Hablan los hechos

LOS PRODUCTORES DE CEBOLLAS Y DE ZANAHORIAS, LAS PRIMERAS VÍCTIMAS DEL ‘CAMBIO’

El problema de los cebolleros, que es el mismo de los productores de zanahorias y de papas, por ejemplo, es manifestación de la eterna contradicción entre el campo y la ciudad, desde el mismo momento del surgimiento de esta última. Los productores quieren vender lo más caro posible, y los consumidores quieren comprar lo más barato posible. El mercado debería resolver la situación de manera satisfactoria para ambos. Sin embargo, en una economía tan imperfecta como la nuestra no acontece así. Se hace necesaria la intervención del Estado.

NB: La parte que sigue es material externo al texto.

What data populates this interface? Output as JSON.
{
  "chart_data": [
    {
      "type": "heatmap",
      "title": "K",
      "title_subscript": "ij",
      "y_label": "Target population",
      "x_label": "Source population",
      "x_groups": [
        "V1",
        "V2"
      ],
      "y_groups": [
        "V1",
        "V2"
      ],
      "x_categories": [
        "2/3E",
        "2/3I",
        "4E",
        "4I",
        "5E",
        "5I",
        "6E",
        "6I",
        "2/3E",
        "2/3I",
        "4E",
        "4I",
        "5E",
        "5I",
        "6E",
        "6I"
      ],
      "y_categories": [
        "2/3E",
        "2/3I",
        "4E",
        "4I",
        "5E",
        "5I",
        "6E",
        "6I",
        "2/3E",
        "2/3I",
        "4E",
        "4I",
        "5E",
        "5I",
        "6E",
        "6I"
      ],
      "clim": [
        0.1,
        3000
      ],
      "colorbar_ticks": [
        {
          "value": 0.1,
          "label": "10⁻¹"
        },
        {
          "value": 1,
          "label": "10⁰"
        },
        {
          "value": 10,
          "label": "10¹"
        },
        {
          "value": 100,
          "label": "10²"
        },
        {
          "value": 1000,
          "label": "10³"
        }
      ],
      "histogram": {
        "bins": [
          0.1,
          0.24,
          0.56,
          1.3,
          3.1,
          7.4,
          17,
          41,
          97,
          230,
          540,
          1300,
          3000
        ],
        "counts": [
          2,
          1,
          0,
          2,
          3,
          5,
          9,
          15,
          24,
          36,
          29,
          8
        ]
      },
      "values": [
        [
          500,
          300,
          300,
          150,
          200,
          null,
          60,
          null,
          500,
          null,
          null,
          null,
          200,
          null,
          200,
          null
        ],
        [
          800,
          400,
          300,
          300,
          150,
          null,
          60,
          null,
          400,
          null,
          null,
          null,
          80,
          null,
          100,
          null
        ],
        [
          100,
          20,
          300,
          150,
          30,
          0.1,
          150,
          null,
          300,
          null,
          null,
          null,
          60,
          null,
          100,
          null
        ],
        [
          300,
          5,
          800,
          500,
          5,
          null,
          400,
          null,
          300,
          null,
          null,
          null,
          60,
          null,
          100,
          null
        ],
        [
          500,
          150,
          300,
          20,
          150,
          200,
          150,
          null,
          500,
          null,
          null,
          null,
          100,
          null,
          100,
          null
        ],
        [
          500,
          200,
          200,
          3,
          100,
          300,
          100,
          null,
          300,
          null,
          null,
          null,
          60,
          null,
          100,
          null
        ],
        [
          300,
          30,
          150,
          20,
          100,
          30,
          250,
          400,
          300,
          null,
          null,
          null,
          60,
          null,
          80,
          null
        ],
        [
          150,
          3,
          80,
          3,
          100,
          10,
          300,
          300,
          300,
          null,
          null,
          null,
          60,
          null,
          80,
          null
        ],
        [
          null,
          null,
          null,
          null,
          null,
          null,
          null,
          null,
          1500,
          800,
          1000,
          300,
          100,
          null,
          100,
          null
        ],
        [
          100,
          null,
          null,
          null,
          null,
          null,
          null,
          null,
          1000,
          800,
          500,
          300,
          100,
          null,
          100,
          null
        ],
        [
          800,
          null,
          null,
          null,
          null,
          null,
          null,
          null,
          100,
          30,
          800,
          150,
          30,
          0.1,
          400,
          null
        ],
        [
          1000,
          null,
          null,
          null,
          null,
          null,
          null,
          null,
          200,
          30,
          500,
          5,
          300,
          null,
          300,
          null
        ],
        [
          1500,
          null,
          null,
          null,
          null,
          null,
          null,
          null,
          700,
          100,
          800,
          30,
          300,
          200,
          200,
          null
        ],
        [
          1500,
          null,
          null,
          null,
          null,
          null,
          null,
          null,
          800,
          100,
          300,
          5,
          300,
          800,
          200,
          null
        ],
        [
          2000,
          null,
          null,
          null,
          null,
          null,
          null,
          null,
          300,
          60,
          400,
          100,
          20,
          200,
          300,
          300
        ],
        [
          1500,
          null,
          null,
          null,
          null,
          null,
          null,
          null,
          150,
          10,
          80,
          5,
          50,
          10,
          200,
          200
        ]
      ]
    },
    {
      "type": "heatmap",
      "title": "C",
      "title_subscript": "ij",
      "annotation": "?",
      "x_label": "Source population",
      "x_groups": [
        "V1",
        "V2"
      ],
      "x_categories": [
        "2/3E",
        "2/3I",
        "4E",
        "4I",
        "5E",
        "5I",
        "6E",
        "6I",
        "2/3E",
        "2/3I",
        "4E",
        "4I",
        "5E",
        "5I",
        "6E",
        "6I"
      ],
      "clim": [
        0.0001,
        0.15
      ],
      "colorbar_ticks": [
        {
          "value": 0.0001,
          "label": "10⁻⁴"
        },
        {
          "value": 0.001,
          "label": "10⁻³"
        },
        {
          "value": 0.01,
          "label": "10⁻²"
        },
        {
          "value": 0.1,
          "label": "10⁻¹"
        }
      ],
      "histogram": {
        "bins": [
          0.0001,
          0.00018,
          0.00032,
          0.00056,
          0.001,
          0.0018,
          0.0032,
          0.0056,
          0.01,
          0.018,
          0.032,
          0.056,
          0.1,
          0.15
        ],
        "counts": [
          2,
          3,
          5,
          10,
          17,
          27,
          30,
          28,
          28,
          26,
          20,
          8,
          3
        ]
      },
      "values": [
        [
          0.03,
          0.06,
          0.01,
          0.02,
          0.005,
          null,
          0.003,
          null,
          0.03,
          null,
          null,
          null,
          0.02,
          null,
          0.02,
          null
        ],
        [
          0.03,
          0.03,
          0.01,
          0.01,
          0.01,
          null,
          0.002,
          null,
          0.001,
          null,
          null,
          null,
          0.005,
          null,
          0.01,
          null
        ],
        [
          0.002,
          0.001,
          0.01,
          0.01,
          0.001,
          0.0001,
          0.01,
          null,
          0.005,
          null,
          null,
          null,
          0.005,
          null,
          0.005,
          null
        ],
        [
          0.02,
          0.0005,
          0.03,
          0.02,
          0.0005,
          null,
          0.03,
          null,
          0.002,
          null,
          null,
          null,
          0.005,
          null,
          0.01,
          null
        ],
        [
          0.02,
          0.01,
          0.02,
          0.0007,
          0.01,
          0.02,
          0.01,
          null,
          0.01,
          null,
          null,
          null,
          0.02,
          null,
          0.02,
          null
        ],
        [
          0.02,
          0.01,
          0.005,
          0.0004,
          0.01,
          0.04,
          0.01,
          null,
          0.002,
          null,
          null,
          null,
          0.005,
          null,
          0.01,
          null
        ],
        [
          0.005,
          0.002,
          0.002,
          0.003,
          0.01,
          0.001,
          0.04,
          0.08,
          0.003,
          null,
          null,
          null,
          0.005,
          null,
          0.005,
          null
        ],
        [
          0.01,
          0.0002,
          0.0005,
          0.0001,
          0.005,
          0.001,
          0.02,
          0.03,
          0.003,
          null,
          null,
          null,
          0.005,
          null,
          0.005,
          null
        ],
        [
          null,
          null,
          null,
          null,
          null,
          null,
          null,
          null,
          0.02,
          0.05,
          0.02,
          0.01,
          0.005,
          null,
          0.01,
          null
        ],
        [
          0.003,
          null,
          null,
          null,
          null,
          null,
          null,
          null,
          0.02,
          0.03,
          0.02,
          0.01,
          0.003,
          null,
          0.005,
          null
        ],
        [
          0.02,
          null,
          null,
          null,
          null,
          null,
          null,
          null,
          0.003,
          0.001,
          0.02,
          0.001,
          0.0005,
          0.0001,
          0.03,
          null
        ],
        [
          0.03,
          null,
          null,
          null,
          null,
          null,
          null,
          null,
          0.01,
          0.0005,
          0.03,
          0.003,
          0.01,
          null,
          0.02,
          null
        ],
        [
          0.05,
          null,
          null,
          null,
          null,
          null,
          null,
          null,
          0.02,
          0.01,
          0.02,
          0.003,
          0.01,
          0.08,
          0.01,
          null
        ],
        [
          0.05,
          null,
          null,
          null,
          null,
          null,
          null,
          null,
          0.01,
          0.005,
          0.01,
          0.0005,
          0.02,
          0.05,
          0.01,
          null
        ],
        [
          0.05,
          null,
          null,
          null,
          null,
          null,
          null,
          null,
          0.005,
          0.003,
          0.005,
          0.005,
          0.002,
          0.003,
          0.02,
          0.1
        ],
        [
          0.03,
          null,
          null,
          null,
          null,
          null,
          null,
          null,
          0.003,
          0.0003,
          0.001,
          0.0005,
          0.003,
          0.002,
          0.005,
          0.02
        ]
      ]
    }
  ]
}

La situación la agrava el que en la economía capitalista no hay planificación de la producción, de modo que cada quien produce lo que quiera y en la cantidad que le venga en gana. Así las cosas, tenemos la práctica consuetudinaria de que cuando los productores de un renglón ven que a los de otros les ha ido bien en un año se cambian de productos, con lo que se genera una sobreproducción que tira los precios por el suelo.

El Estado dominicano ha intervenido de diferentes maneras para evitarles perjuicio a los productores y a los consumidores. Unas veces facilita a los productores cilos y almacenes refrigerados donde se conservan los productos hasta que la demanda mejore; también para guardar los productos que hayan sido puestos en garantías de un proceso de pignoración, que no es más que de un préstamo. Claro, este almacenamiento no funciona con productos que se dañen en poco tiempo, como me parece es el caso de la cebolla.

En nuestro país se ha procurado beneficiar a los productores con diferentes acciones, de las que además de las mencionadas se destacan dos. Primero, adquiriendo grandes cantidades de la producción para venderla a través del Instituto Nacional de Estabilización de Precios (Inespre); la segunda, limitando la importación para la época en que se estima entrará al mercado la producción nacional.

Con esas y otras medidas los gobiernos del Partido de la Liberación Dominicana tuvieron éxito en la búsqueda de salidas de la producción de nuestros productores sin afectar a los consumidores. Durante los gobiernos del PLD fueron contados los períodos de sobreproducción, vale decir, de sobreoferta. A la situación de los agricultores siempre se les buscó solución de manera oportuna.

Ahora, en el gobierno del cambio, ciertamente las cosas han cambiado, pero para mal, por lo menos para los productores de cebollas y de zanahorias, que han tenido que botar sus productos o regalarlos a sus vecinos.

Y lo peor es que en este momento no se reporta sobreproducción sino “sobreimportacion”.

Alguien debería tirar de la punta de esta madeja para ver a qué relacionado del gobierno nos lleva, porque alguien debe estar haciendo buen negocio con la importación de cebollas en perjuicio del productor nacional.

Los productores agropecuarios han sido las primeras víctimas del cambio; luego nos llegará el turno a los consumidores. El ciclo siempre se ha completado.